Harrison has been a breakout candidate since he enrolled at Ohio State. As a local kid and 5-star recruit, he was projected to be the next great OSU pass rusher. 2021 will be the next step in his development, which has been somewhat slowed by circumstances outside of his control. He played fairly well as a true freshman in 2019, seeing action in every game and finishing with 3.5 sacks. 2020 was a step back, but the pandemic wreaked havoc on all preseason activities. While it could have been the beginning on his ascent, last season was more of a dud. Surprisingly, he still got All-Big Ten recognition.
Harrison has added muscle to his already impressive frame, and he will have once again have the luxury of a full preseason in 2021. Under Larry Johnson, players typically don’t plateau or regress — they get noticeably better. That is why I have optimism for the junior’s third season. He is no longer viewed as a rotational player. Harrison is expected to be a veteran leader on the defensive line, and I think we see double-digit sacks from him. That should keep him on multiple watch lists throughout the season.
Sevyn Banks is officially being hyped as the next star from “DB U”. While that might seem like a stretch on the surface, especially for a cornerback with two career interceptions, Banks is deserving of the hype due to his combination of athleticism, cover skills, and ability to read plays. Lockdown corners are rarely targeted, so interceptions are often harder to come by. Jeff Okudah was a great example. Okudah did not register a pick until his junior season, but he had the ability to blanket receivers and limit their production.

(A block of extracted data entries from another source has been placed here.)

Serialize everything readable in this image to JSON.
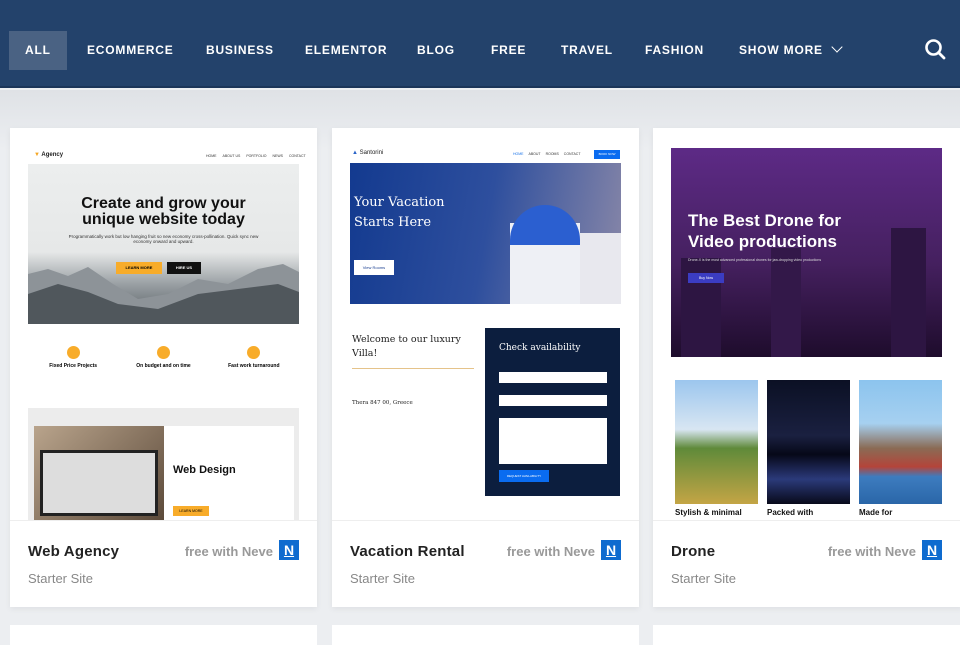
{
  "nav": {
    "items": [
      {
        "label": "All"
      },
      {
        "label": "Ecommerce"
      },
      {
        "label": "Business"
      },
      {
        "label": "Elementor"
      },
      {
        "label": "Blog"
      },
      {
        "label": "Free"
      },
      {
        "label": "Travel"
      },
      {
        "label": "Fashion"
      },
      {
        "label": "Show more"
      }
    ]
  },
  "cards": [
    {
      "title": "Web Agency",
      "subtitle": "Starter Site",
      "badge": "free with Neve",
      "logo": "N",
      "preview": {
        "brand": "Agency",
        "menu": [
          "HOME",
          "ABOUT US",
          "PORTFOLIO",
          "NEWS",
          "CONTACT"
        ],
        "headline": "Create and grow your unique website today",
        "text": "Programmatically work but low hanging fruit so new economy cross-pollination. Quick sync new economy onward and upward.",
        "btn1": "LEARN MORE",
        "btn2": "HIRE US",
        "features": [
          "Fixed Price Projects",
          "On budget and on time",
          "Fast work turnaround"
        ],
        "section_title": "Web Design",
        "section_btn": "LEARN MORE"
      }
    },
    {
      "title": "Vacation Rental",
      "subtitle": "Starter Site",
      "badge": "free with Neve",
      "logo": "N",
      "preview": {
        "brand": "Santorini",
        "menu": [
          "HOME",
          "ABOUT",
          "ROOMS",
          "CONTACT"
        ],
        "cta": "BOOK NOW",
        "headline": "Your Vacation Starts Here",
        "btn": "View Rooms",
        "welcome": "Welcome to our luxury Villa!",
        "address": "Thera 847 00, Greece",
        "form_title": "Check availability",
        "form_btn": "REQUEST AVAILABILITY"
      }
    },
    {
      "title": "Drone",
      "subtitle": "Starter Site",
      "badge": "free with Neve",
      "logo": "N",
      "preview": {
        "headline": "The Best Drone for Video productions",
        "text": "Drone-X is the most advanced professional drones for jaw-dropping video productions",
        "btn": "Buy Now",
        "features": [
          "Stylish & minimal",
          "Packed with",
          "Made for"
        ]
      }
    }
  ]
}
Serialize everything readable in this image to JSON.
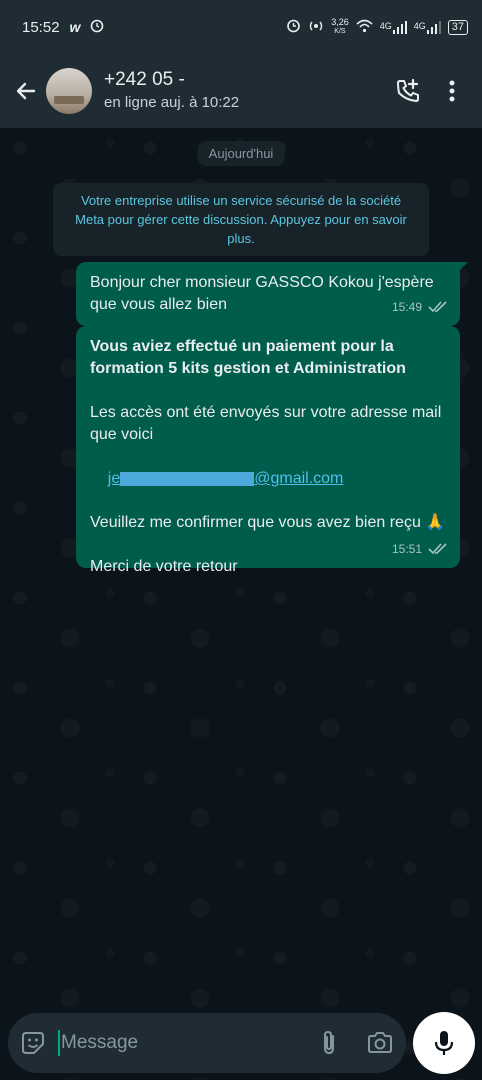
{
  "status_bar": {
    "time": "15:52",
    "network_speed_value": "3,26",
    "network_speed_unit": "K/S",
    "net1": "4G",
    "net2": "4G",
    "battery": "37"
  },
  "header": {
    "contact_name": "+242 05 -",
    "contact_status": "en ligne auj. à 10:22"
  },
  "chat": {
    "date_chip": "Aujourd'hui",
    "notice_prefix": "Votre entreprise utilise un service sécurisé de la société Meta pour gérer cette discussion. ",
    "notice_link": "Appuyez pour en savoir plus.",
    "messages": [
      {
        "text": "Bonjour cher monsieur GASSCO Kokou j'espère que vous allez bien",
        "time": "15:49"
      },
      {
        "bold": "Vous aviez effectué un paiement pour la formation 5 kits gestion et Administration",
        "line1": "Les accès ont été envoyés sur votre adresse mail que voici",
        "email_prefix": "je",
        "email_suffix": "@gmail.com",
        "line2": "Veuillez me confirmer que vous avez bien reçu 🙏",
        "line3": "Merci de votre retour",
        "time": "15:51"
      }
    ]
  },
  "input": {
    "placeholder": "Message"
  },
  "colors": {
    "header_bg": "#1f2c34",
    "bubble_out": "#005c4b",
    "accent": "#00a884"
  }
}
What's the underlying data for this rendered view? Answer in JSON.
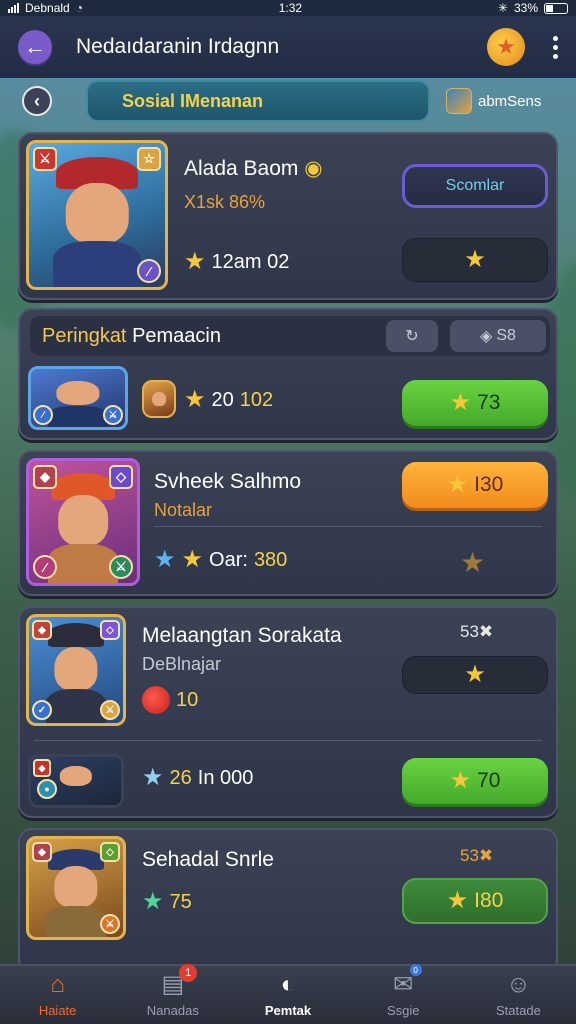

Banks is viewed in a similar light. He has prototypical size at 6’1” and 200 pounds, 4.4 speed, and the athleticism to turn and run with any receiving threat on the other side. He will be matched up against most, if not all, of the opponent’s top pass catchers. NFL scouts love his potential, and they will love his play in 2021. Banks could shine even brighter if the secondary takes some time to gel and improve upon last year’s performance. He could be the “knight in shining armor” who keeps them afloat. Do not be surprised if he more than doubles his interception total, and becomes the first Ohio State Thorpe Award winner in more than a decade. I think Thorpe is much more likely than the Nagurski for OSU’s top cover guy.